The 79-year-old founder and owner of The Woodshop Custom Cabinets, Picture Frames & Art Gallery, 441 E. 75th St., said he is hoping these two upcoming projects change the way people, especially the media, think about black fathers.
"We have had the Million Man March and the Million Father March, and still I see the media only reporting the negative things that go on in the black community," said D'Antignac, a Chatham resident for 60 years. "I just want to shine a positive light on 75th Street and show people there are some good black men that exist in this community."
He added that his last name, D'Antignac, is French but no one in his family is French.
"My last name derived from slavery," contended the grandfather of four and father of four adult children.
To boost his claim that there are plenty of positive black fathers in his community, D'Antignac will host an art exhibit, 365 Days With Dad, from 9 a.m.-5 p.m. Dec. 13-15.

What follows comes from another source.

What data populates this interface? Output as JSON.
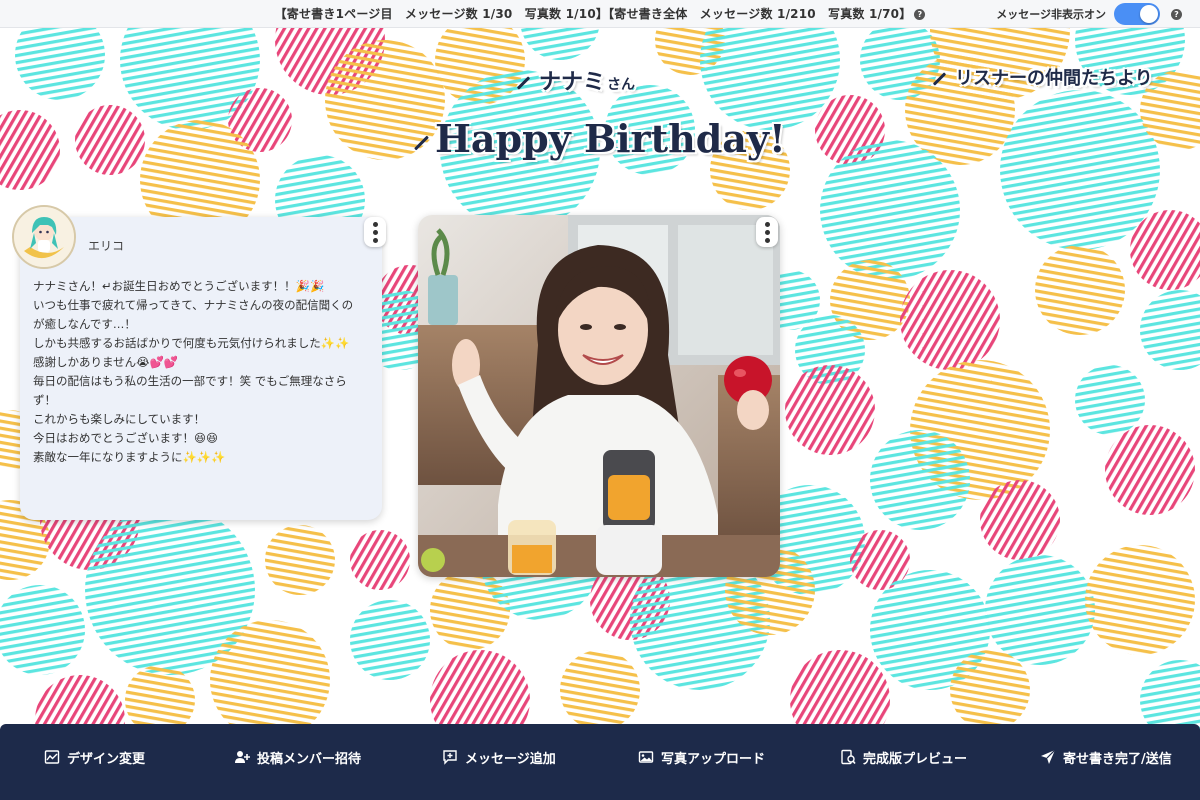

"This will be Father's Day in December. A day when black men bring their children to receive a toy," said D'Antignac, who has been in business for 39 years. "The artist for this exhibit lives in St. Louis and is a positive young man who decided to paint a portrait of a black dad doing something positive with his children for all 365 days of the year."
The project also is supported by Wayman Freelon, store manager at Walgreens, 11 E. 75th St.
"I think this is a phenomenal opportunity to showcase black men doing something worthy and that's being responsible fathers," Freelon said.
"We are a drop-off location for the Toys For Tots Foundation and unwrapped toys are being accepted until Dec. 18. We have participated the last few years and this year we are donating toys to The Woodshop and to The Calahan Foundation in Englewood."
D'Antignac said he plans to donate the toys to St. Mark AME Zion Church, 7358 S. Cottage Grove Ave., in Grand Crossing.
"The church will make sure the toys go to needy children. But there is one catch: Toys must be picked up by the father and child or an adult male," said D'Antignac, who has been married to his wife, Marvita, for more than 50 years. "Now that's a sight the media does not show about our black men."